Son Prix du jury en 1987 a fait de lui l’un des membres de la grande famille cannoise. Depuis des décennies, sa silhouette longiligne habillée du savoir-faire malien en matière de boubous (vêtement traditionnel que l’on retrouve dans plusieurs pays en Afrique de l’Ouest) fait presque partie du paysage cannois tant il est régulier sur la Croisette depuis des décennies. Sa première présence en sélection officielle date de 1982 où il présentait Finyé (Le Vent) à Un Certain Regard. Après Yeelen, il revient en compétition avec Waati en 1995. En 2009, son film Min Yé est programmé en Séances spéciales, section dans laquelle sera projeté Oka en 2015. Souleymane Cissé a été également membre du jury de la 36e édition du Festival de Cannes en 1983. En 2006, il a participé au jury de la sélection Courts métrages et de la Cinéfondation. 

Un leitmotiv : développer le cinéma au Mali et en Afrique

Souleymane Cissé a toujours milité, dans son pays et à l’échelle du continent, pour le développement de l’industrie cinématographique. Il préside l’Union des créateurs et entrepreneurs du cinéma et de l’audiovisuel de l’Afrique de l’Ouest qu’il a fondée en 1997« Dans nos pays, tant que la culture ne sera pas à sa place, on ne bougera pas« . « Les pays les plus développés l’ont compris et c’est pour cela qu’ils n’ont jamais lâché leur industrie culturelle. Les Américains ne lâchent rien, idem pour les Européens »« Il faut que le cinéma bouge d’abord à l’intérieur du continent pour pouvoir ensuite s’exporter », plaide-t-il encore.  

« Le grand-père du cinéma africain » a estimé que les films africains sont censurés par la grande distribution.

Le cinéaste malien, Souleymane Cissé (83 ans), a confié lors d’un l’entretien à l’AFP, son regret que les films africains soient « privés de la chance d’être vus par les spectateurs européens et américains ». Celui-ci pense que le problème se trouve au niveau de la distribution, qui censure les films africains a indiqué l’octogénaire. « On empêche la sortie des films africains dans les grandes salles, ces salles populaires », a-t-il laissé entendre.
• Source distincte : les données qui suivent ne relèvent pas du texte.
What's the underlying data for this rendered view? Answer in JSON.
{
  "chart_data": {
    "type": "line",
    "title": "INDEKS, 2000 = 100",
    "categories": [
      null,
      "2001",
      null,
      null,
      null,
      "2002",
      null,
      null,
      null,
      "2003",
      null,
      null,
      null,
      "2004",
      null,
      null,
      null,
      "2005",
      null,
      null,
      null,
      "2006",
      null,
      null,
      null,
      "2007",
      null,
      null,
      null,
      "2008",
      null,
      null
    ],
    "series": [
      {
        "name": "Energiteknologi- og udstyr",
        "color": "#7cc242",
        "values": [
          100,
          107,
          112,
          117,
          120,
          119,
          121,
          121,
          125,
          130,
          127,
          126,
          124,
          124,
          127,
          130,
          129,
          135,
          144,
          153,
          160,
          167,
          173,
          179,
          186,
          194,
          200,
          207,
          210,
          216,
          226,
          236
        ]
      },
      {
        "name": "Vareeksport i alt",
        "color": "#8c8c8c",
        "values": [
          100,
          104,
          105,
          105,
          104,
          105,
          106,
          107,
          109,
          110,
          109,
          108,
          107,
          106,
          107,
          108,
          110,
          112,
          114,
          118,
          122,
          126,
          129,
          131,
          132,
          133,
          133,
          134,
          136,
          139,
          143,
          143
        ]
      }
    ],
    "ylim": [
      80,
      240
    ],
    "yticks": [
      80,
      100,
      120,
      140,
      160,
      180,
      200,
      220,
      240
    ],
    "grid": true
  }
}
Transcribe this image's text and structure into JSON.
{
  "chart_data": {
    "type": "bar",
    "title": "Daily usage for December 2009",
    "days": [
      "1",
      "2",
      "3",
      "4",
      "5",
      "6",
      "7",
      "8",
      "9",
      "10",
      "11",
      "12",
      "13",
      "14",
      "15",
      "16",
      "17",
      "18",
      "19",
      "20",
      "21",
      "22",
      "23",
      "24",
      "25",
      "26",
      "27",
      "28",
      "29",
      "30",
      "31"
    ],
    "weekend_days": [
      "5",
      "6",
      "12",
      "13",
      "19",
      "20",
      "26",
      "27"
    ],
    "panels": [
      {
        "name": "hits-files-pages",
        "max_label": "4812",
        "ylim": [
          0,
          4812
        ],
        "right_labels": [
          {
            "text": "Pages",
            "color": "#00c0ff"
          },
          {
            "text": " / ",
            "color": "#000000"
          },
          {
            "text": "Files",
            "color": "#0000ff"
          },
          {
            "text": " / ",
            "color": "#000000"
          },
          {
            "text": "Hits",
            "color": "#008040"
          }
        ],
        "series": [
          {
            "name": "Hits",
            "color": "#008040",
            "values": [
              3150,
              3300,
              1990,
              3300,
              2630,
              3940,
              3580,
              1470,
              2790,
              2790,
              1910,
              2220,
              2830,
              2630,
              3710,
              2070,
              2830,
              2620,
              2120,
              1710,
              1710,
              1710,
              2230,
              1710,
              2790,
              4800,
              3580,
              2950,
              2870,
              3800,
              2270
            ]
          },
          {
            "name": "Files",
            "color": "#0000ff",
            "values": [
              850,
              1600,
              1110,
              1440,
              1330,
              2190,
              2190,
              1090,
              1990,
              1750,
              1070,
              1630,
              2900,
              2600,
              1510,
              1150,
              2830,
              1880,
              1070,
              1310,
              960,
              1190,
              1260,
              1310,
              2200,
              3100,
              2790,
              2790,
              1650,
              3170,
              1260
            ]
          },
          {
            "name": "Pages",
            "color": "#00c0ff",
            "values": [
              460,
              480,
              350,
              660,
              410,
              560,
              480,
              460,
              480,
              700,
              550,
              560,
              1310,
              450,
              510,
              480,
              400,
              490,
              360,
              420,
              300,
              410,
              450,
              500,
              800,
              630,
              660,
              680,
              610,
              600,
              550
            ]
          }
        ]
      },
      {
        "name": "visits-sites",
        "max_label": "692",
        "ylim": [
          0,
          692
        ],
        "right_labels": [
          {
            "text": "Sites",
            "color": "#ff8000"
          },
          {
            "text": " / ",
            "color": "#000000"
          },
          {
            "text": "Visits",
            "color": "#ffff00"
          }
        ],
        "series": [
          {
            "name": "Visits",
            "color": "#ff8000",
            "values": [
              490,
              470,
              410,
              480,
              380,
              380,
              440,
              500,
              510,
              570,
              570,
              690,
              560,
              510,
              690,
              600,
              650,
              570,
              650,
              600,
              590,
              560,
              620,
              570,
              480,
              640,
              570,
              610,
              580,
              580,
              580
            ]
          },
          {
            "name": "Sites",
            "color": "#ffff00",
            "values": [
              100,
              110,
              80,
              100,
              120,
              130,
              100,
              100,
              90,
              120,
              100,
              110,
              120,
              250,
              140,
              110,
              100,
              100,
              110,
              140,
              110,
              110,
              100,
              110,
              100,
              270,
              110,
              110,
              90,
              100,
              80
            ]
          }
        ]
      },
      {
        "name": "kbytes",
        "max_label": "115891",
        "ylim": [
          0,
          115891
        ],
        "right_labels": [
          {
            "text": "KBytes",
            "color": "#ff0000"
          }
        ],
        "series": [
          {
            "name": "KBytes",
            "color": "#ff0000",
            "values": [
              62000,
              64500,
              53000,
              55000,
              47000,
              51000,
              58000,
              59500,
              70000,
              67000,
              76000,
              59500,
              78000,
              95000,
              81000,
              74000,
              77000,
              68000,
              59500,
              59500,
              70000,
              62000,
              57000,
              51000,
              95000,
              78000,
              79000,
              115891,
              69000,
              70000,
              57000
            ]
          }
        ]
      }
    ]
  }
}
Toutefois, le doyen du cinéma africain garde espoir que cette censure finira par se briser. D’autant plus que lui, il a eu « la chance » de voir ses films « distribués correctement », il reste ceux des autres réalisateurs. Cette pratique de censure concourt à « nourrir une forme d’incompréhension sur l’Afrique. Et quand l’incompréhension s’installe, les rapports entre les pays deviennent compliqués. C’est un combo perdant-perdant », a-t-il prévenu.